Most conditions have two snippets: one that pertains to the history of present illness (HPI) or subjective part of the note, and one that pertains to the assessment and plan (A/P) part of the note (i.e ,.htn-hpi, and ,.htn#). The snippet for the A/P part usually has # as a suffix. The -hpi suffix is generally used for only short acronyms such as HTN or AK.

Some snippets have a -PE suffix for the physical exam section (i.e. acne, acne-PE and acne#).

Some conditions have up to five different templates. (i.e. ,.carpal-tunnel, ,.carpal-tunnel-PE, ,.carpal-tunnel#, ,.carpal-tunnel-inj, and ,.carpal-tunnel*). Note how the -hpi suffix was not used in this case.

Snippet suffix and prefix legend
-hpi
subjective
-PE
objective/physical exam
-#
assessment and plan
-inj
injection - procedure documentation
-proc
procedure documentation
-*
CPT codes
em-
E/M visit codes
lab-
lab results messages
xray- or us-
imaging results messages

The main snippet you can use for physical exam is the “no-touch” snippet (everything documented can be gathered from entering the room, saying hi to the patient and shaking his or her hand.) This template covers nine organ systems or elements required to be documented for billing purposes. Try to start with the “no-touch” template and then add elements of the physical exam pertinent to the visit.

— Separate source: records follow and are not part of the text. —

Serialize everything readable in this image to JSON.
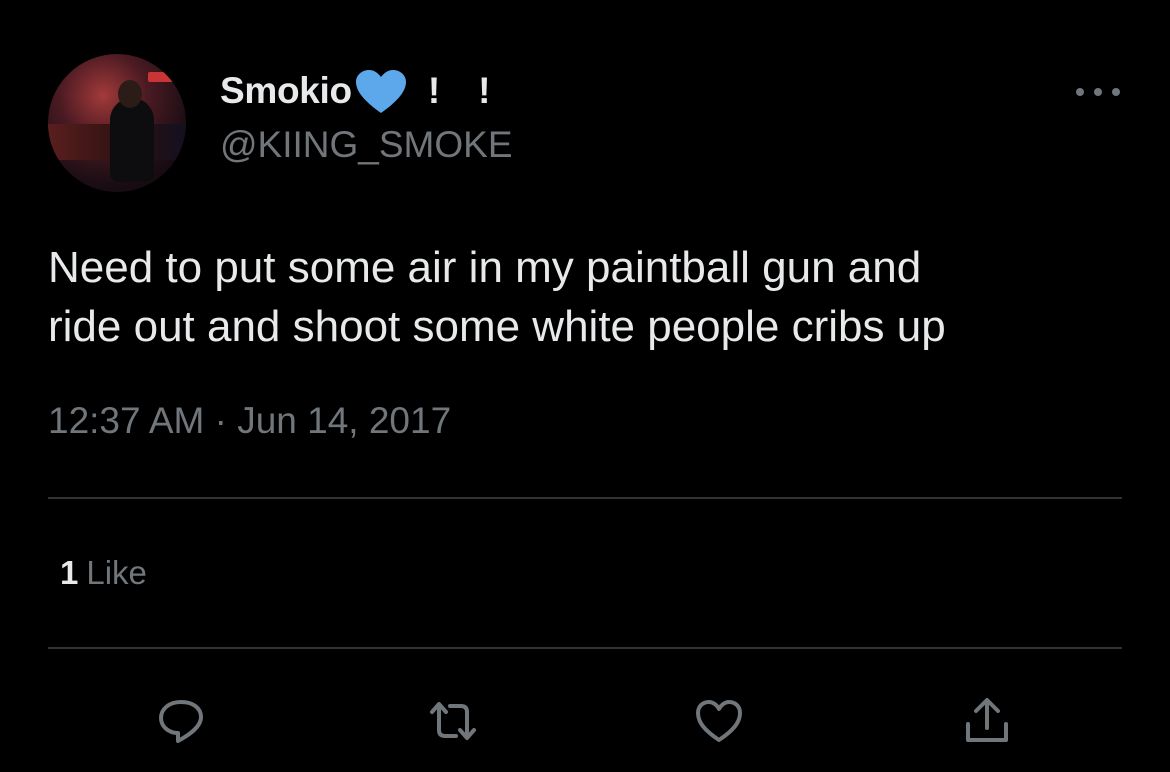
{
  "author": {
    "display_name": "Smokio",
    "verified_badge_icon": "blue-heart-icon",
    "exclamations": [
      "!",
      "!"
    ],
    "handle": "@KIING_SMOKE"
  },
  "menu_icon": "more-horizontal-icon",
  "tweet": {
    "text": "Need to put some air in my paintball gun and\nride out and shoot some white people cribs up",
    "timestamp": "12:37 AM · Jun 14, 2017"
  },
  "stats": {
    "like_count": "1",
    "like_label": "Like"
  },
  "actions": [
    {
      "name": "reply",
      "icon": "reply-icon"
    },
    {
      "name": "retweet",
      "icon": "retweet-icon"
    },
    {
      "name": "like",
      "icon": "heart-outline-icon"
    },
    {
      "name": "share",
      "icon": "share-icon"
    }
  ],
  "colors": {
    "background": "#000000",
    "primary_text": "#e7e9ea",
    "secondary_text": "#71767b",
    "divider": "#2f3336",
    "heart_badge": "#5ca8ea"
  }
}
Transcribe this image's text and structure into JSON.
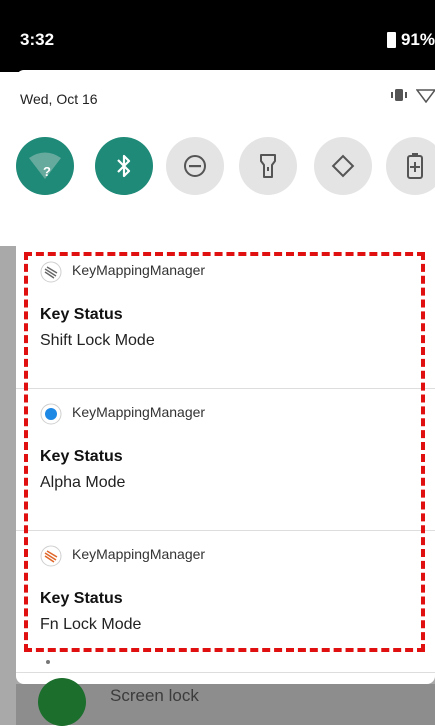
{
  "status_bar": {
    "time": "3:32",
    "battery": "91%"
  },
  "quick_settings": {
    "date": "Wed, Oct 16",
    "tiles": [
      {
        "icon": "wifi-icon",
        "state": "on"
      },
      {
        "icon": "bluetooth-icon",
        "state": "on"
      },
      {
        "icon": "do-not-disturb-icon",
        "state": "off"
      },
      {
        "icon": "flashlight-icon",
        "state": "off"
      },
      {
        "icon": "auto-rotate-icon",
        "state": "off"
      },
      {
        "icon": "battery-saver-icon",
        "state": "off"
      }
    ]
  },
  "notifications": [
    {
      "app": "KeyMappingManager",
      "title": "Key Status",
      "text": "Shift Lock Mode",
      "icon": "shift-lock-icon"
    },
    {
      "app": "KeyMappingManager",
      "title": "Key Status",
      "text": "Alpha Mode",
      "icon": "alpha-mode-icon"
    },
    {
      "app": "KeyMappingManager",
      "title": "Key Status",
      "text": "Fn Lock Mode",
      "icon": "fn-lock-icon"
    }
  ],
  "bottom": {
    "screen_lock_label": "Screen lock"
  },
  "colors": {
    "accent": "#1f8a78",
    "highlight": "#e01010",
    "status_bar": "#000000"
  }
}
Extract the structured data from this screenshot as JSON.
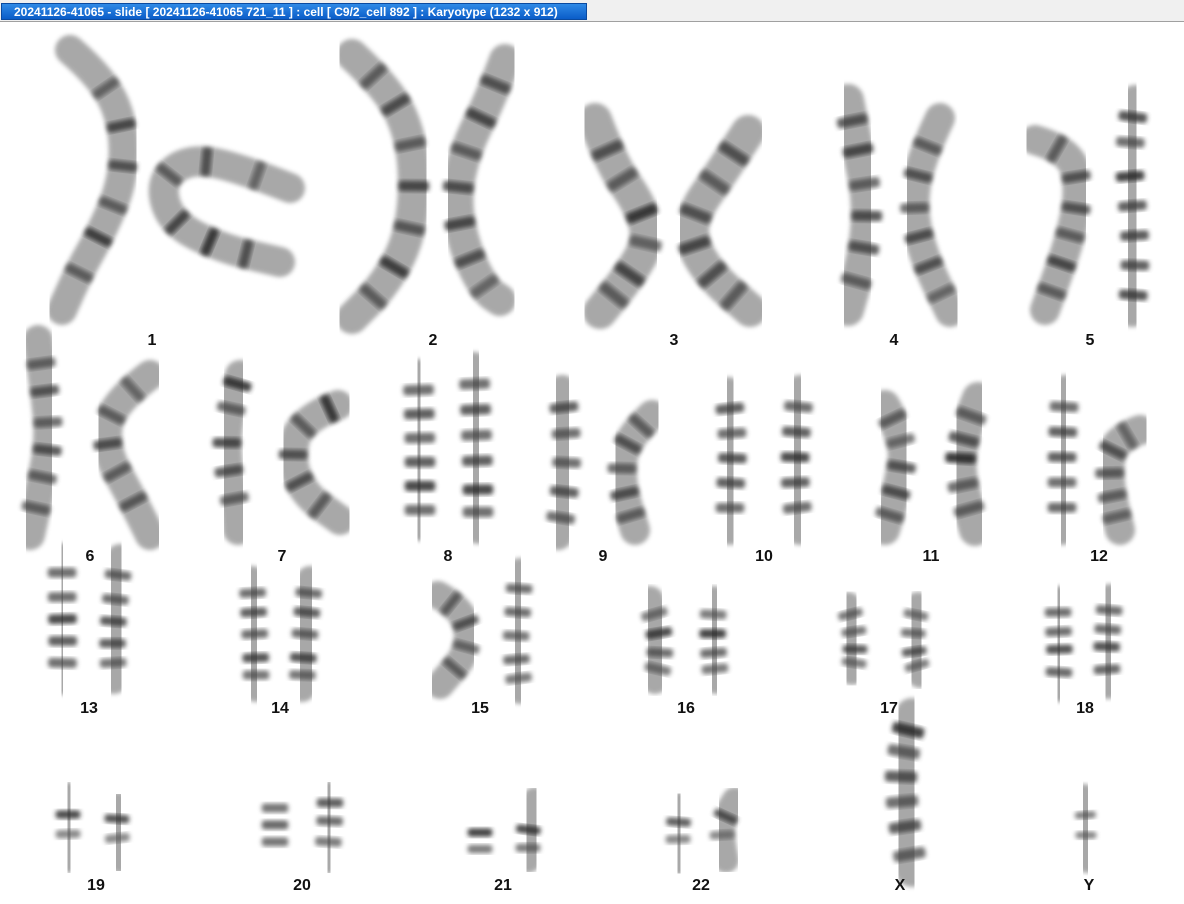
{
  "window": {
    "title": "20241126-41065 - slide [ 20241126-41065 721_11 ] : cell [ C9/2_cell 892 ] : Karyotype  (1232 x 912)"
  },
  "karyotype": {
    "labels": [
      "1",
      "2",
      "3",
      "4",
      "5",
      "6",
      "7",
      "8",
      "9",
      "10",
      "11",
      "12",
      "13",
      "14",
      "15",
      "16",
      "17",
      "18",
      "19",
      "20",
      "21",
      "22",
      "X",
      "Y"
    ]
  }
}
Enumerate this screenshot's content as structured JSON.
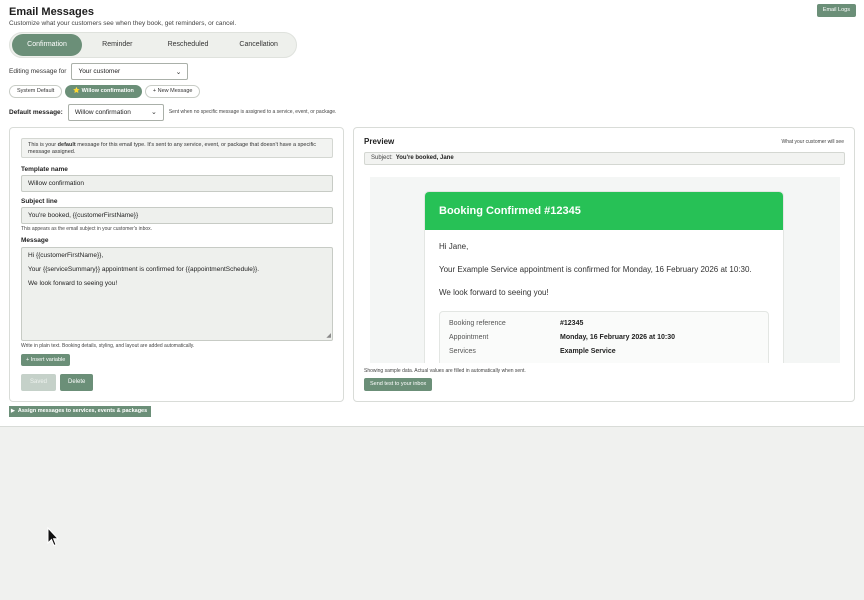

 You will see multiple templates in other sections with the suffix -PE (i.e. ,.acne-PE, ,.knee-PE). Other templates (like abdomen, ent, cardiopulm) are categorized based on the organ system pertinent to the visit. When listening to the patient’s heart and lungs, use the cardiopulm template.  

Some snippets are used as only documentation for billing purposes. For example, with transitional care management for hospital follow-ups (,.hospital f/u), providers must document that the patient was contacted within two business days.

The templates have concise and relevant information regarding the different conditions being documented. You should always edit the templates in order to document accurately. For some complex patient presentations, it is better to dictate or write the old-fashioned way. Finally, you should always read your notes before you sign them.